2. You can also simply notice something every day that evokes that hesitancy in your body, or a procrastination in your behavior, then choose to do that task as your practice of doing one scary thing a day. The scary things don’t have to add up to a project. The doing one scary thing a day is the project of your experiencing yourself as an increasingly resilient person.

3. Pay attention to what changes in your inner experience as you do your one external scary thing a day. If choosing to pay attention to your own inner experiences is the scary thing, then, great; do that once a day. Notice what shifts in the “before” and “after”, especially any tightening or contracting in our body before, and any relaxation and ease in your body afterwards. Notice any changes in your thoughts about yourself: harsh or critical or devaluing before, congratulatory or proud or relieved after. Noticing these state shifts helps build the “memories for the future” that, indeed, this practice is a beneficial practice to do.

4. Conscientiously cultivate the practice of remembering your successes in doing one scary thing a day. Especially notice what it feels like in your body now to remember the experience and feeling of getting through fear to action back then. This rolodex of positive memories in the explicit memory system of the brain becomes a stable and reliable platform for doing tomorrow’s next scary thing.


Feel the Fear…and Do It Anyway by Susan Jeffers, Ballantine Books, 2006.

A classic in the field of self-empowerment; many techniques to push through fear and move from feeling like a victim to owning your own leadership and creativity.

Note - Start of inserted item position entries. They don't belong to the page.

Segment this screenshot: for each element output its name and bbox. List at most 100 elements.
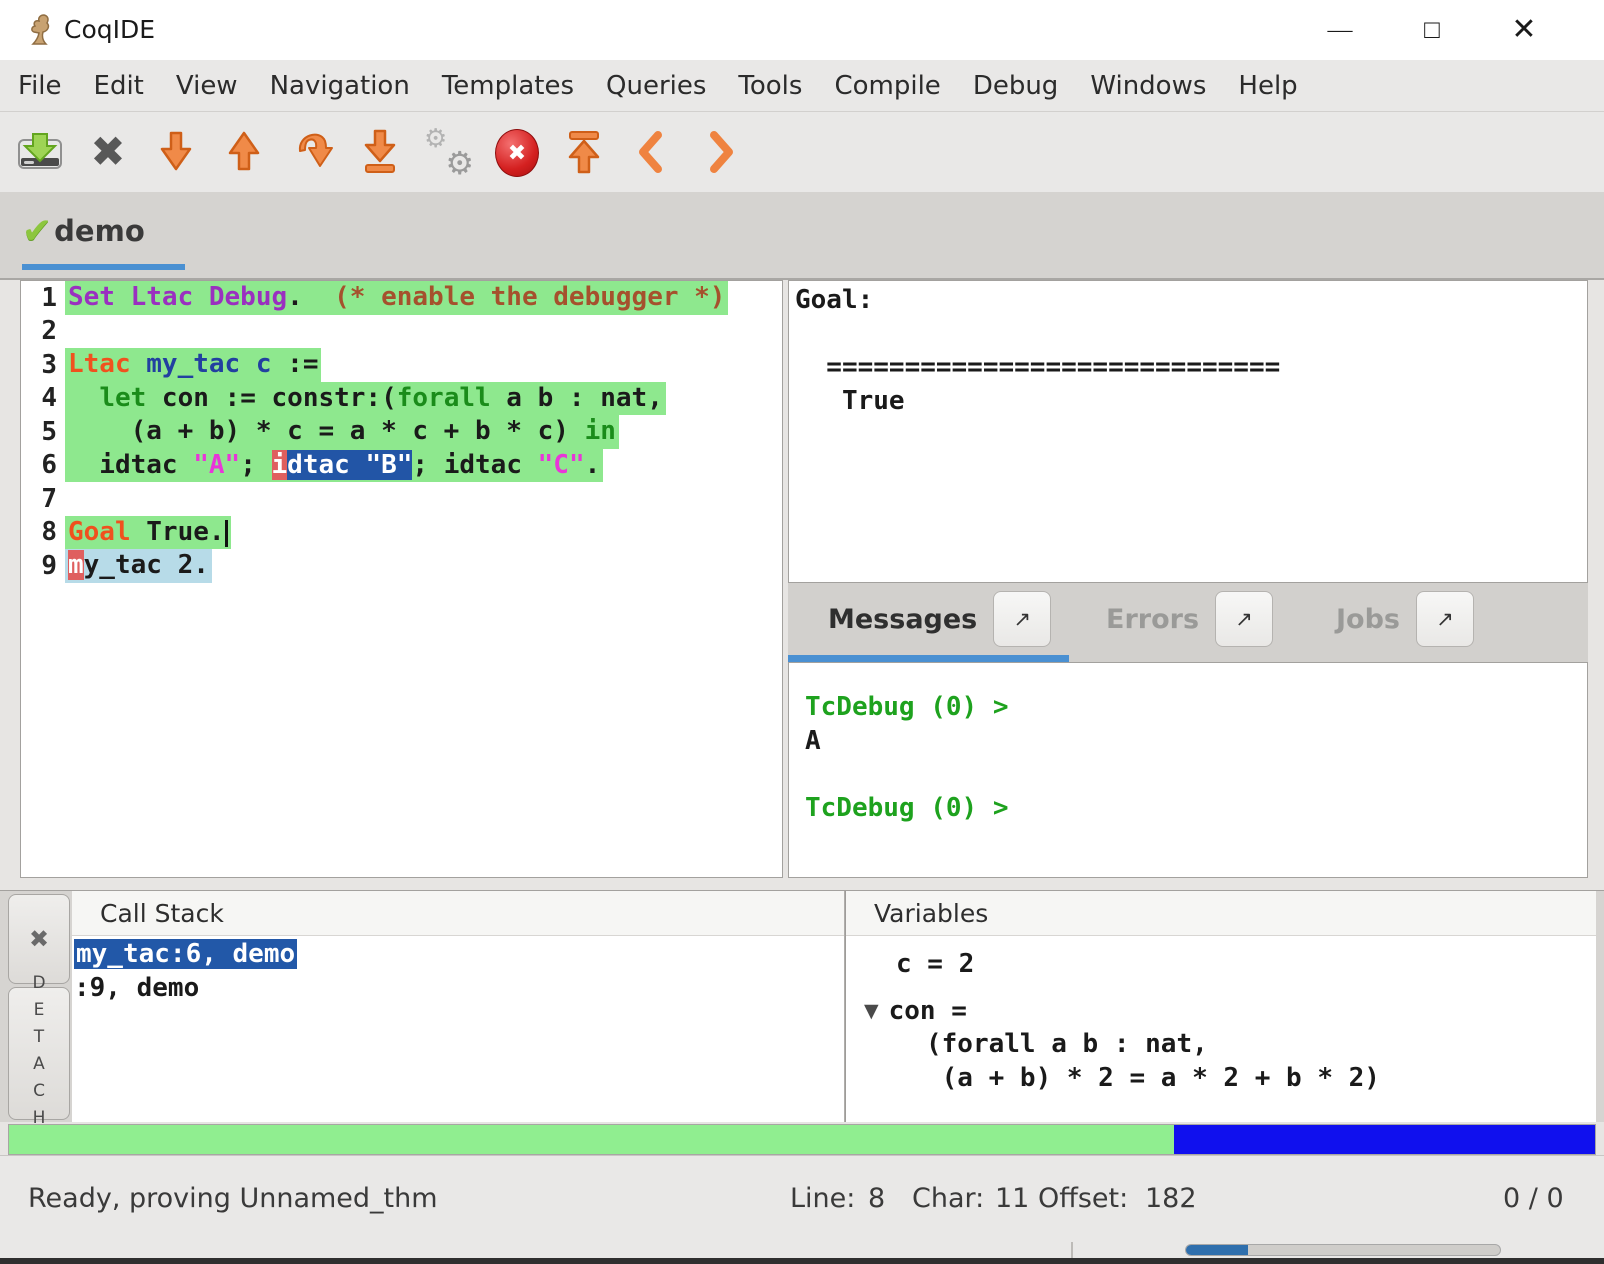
message-line: A [805,725,1587,759]
script-editor[interactable]: 1 Set Ltac Debug. (* enable the debugger … [20,280,783,878]
interrupt-stop-icon: ✖ [495,129,539,177]
variables-header: Variables [846,891,1596,936]
call-stack-list: my_tac:6, demo:9, demo [72,936,844,1005]
variable-row[interactable]: (forall a b : nat, [846,1028,1596,1062]
minimize-icon[interactable]: — [1318,0,1362,60]
code-line[interactable]: 3Ltac my_tac c := [21,348,782,382]
menu-item-debug[interactable]: Debug [973,71,1059,101]
code-line[interactable]: 6 idtac "A"; idtac "B"; idtac "C". [21,449,782,483]
tab-messages[interactable]: Messages ↗ [828,583,1051,655]
menu-bar: File Edit View Navigation Templates Queries To… [0,60,1604,112]
toolbar-interrupt-button[interactable]: ✖ [492,128,540,176]
message-line: TcDebug (0) > [805,691,1587,725]
line-number: 9 [21,551,57,581]
checkmark-icon: ✔ [22,211,52,252]
status-message: Ready, proving Unnamed_thm [28,1156,438,1242]
goal-text: Goal: ============================= True [789,281,1587,418]
strip-divider [1071,1242,1073,1258]
editor-lines: 1 Set Ltac Debug. (* enable the debugger … [21,281,782,583]
toolbar-next-occurrence-button[interactable] [696,128,744,176]
toolbar-close-button[interactable]: ✖ [84,128,132,176]
char-label: Char: [912,1156,984,1242]
text-cursor [225,520,228,547]
toolbar-save-button[interactable] [16,128,64,176]
variable-text: con = [889,995,967,1029]
call-stack-header: Call Stack [72,891,844,936]
line-number: 6 [21,450,57,480]
menu-item-compile[interactable]: Compile [834,71,940,101]
code-line[interactable]: 1 Set Ltac Debug. (* enable the debugger … [21,281,782,315]
message-line: TcDebug (0) > [805,792,1587,826]
maximize-icon[interactable]: □ [1410,0,1454,60]
messages-panel[interactable]: TcDebug (0) >ATcDebug (0) > [788,662,1588,878]
line-value: 8 [868,1156,885,1242]
close-debug-panel-button[interactable]: ✖ [8,894,70,984]
menu-item-help[interactable]: Help [1238,71,1297,101]
line-content: my_tac 2. [65,549,212,583]
call-stack-frame[interactable]: my_tac:6, demo [74,938,844,972]
menu-item-windows[interactable]: Windows [1090,71,1206,101]
toolbar-forward-one-command-button[interactable] [152,128,200,176]
line-number: 8 [21,517,57,547]
line-number: 2 [21,316,57,346]
goal-panel[interactable]: Goal: ============================= True [788,280,1588,583]
menu-item-templates[interactable]: Templates [442,71,574,101]
code-line[interactable]: 5 (a + b) * c = a * c + b * c) in [21,415,782,449]
toolbar-preferences-button[interactable]: ⚙ ⚙ [424,128,472,176]
menu-item-tools[interactable]: Tools [738,71,802,101]
processing-progress-bar [8,1124,1596,1155]
expander-triangle-icon[interactable]: ▼ [864,995,879,1029]
mini-progress-fill [1186,1245,1248,1255]
call-stack-panel: Call Stack my_tac:6, demo:9, demo [72,891,845,1122]
detach-messages-button[interactable]: ↗ [993,591,1051,647]
tab-label: demo [54,214,145,248]
line-number: 3 [21,350,57,380]
variables-list: c = 2 ▼ con =(forall a b : nat, (a + b) * … [846,936,1596,1095]
code-line[interactable]: 7 [21,482,782,516]
menu-item-file[interactable]: File [18,71,62,101]
variable-row[interactable]: (a + b) * 2 = a * 2 + b * 2) [846,1062,1596,1096]
offset-value: 182 [1145,1156,1197,1242]
processing-segment [1174,1125,1595,1154]
tab-errors[interactable]: Errors ↗ [1106,583,1273,655]
toolbar: ✖ ⚙ ⚙ ✖ [0,112,1604,192]
close-window-icon[interactable]: ✕ [1502,0,1546,60]
code-line[interactable]: 9 my_tac 2. [21,549,782,583]
toolbar-backward-one-command-button[interactable] [220,128,268,176]
code-line[interactable]: 2 [21,315,782,349]
detach-jobs-button[interactable]: ↗ [1416,591,1474,647]
message-line [805,758,1587,792]
chevron-right-icon [696,128,744,176]
code-line[interactable]: 8 Goal True. [21,516,782,550]
toolbar-previous-occurrence-button[interactable] [628,128,676,176]
menu-item-queries[interactable]: Queries [606,71,706,101]
messages-content: TcDebug (0) >ATcDebug (0) > [789,663,1587,825]
char-value: 11 [995,1156,1029,1242]
menu-item-navigation[interactable]: Navigation [270,71,410,101]
line-content: Set Ltac Debug. (* enable the debugger *… [65,281,728,315]
processed-segment [9,1125,1174,1154]
detach-debug-panel-button[interactable]: DETACH [8,987,70,1120]
tab-jobs[interactable]: Jobs ↗ [1336,583,1474,655]
toolbar-go-to-cursor-button[interactable] [288,128,336,176]
menu-item-edit[interactable]: Edit [94,71,144,101]
variable-row[interactable]: ▼ con = [846,995,1596,1029]
toolbar-go-to-end-button[interactable] [356,128,404,176]
coqide-logo-icon [26,13,56,47]
messages-tab-label: Messages [828,604,977,635]
line-number: 7 [21,484,57,514]
arrow-to-top-icon [560,128,608,176]
arrow-up-icon [220,128,268,176]
line-content: Goal True. [65,516,231,550]
chevron-left-icon [628,128,676,176]
toolbar-go-to-start-button[interactable] [560,128,608,176]
variable-row[interactable]: c = 2 [846,948,1596,982]
menu-item-view[interactable]: View [176,71,238,101]
call-stack-frame[interactable]: :9, demo [74,972,844,1006]
arrow-to-bottom-icon [356,128,404,176]
tab-demo[interactable]: ✔ demo [22,202,145,260]
window-title: CoqIDE [64,0,155,60]
detach-errors-button[interactable]: ↗ [1215,591,1273,647]
line-number: 1 [21,283,57,313]
code-line[interactable]: 4 let con := constr:(forall a b : nat, [21,382,782,416]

Taking the Leap: Freeing Ourselves from Old Habits and Fear by Pema Chodron, Shambala, 2010.

Practices of showing up and leaning into fear from a Buddhist perspective. The chapter on Getting Unstuck is especially helpful.

How We Decide by Jonah Lehrer, Mariner Books, 2009

This is the book that sparked the September e-newsletter on Crossing the Threshold. The neuroscience of decision making – all of which involves moving past the threshold of fear, either from our intuitive brain (bottom up) or the rational brain (top down.) Fascinating examples of people acting quickly in spite of fears; the science is very accessible.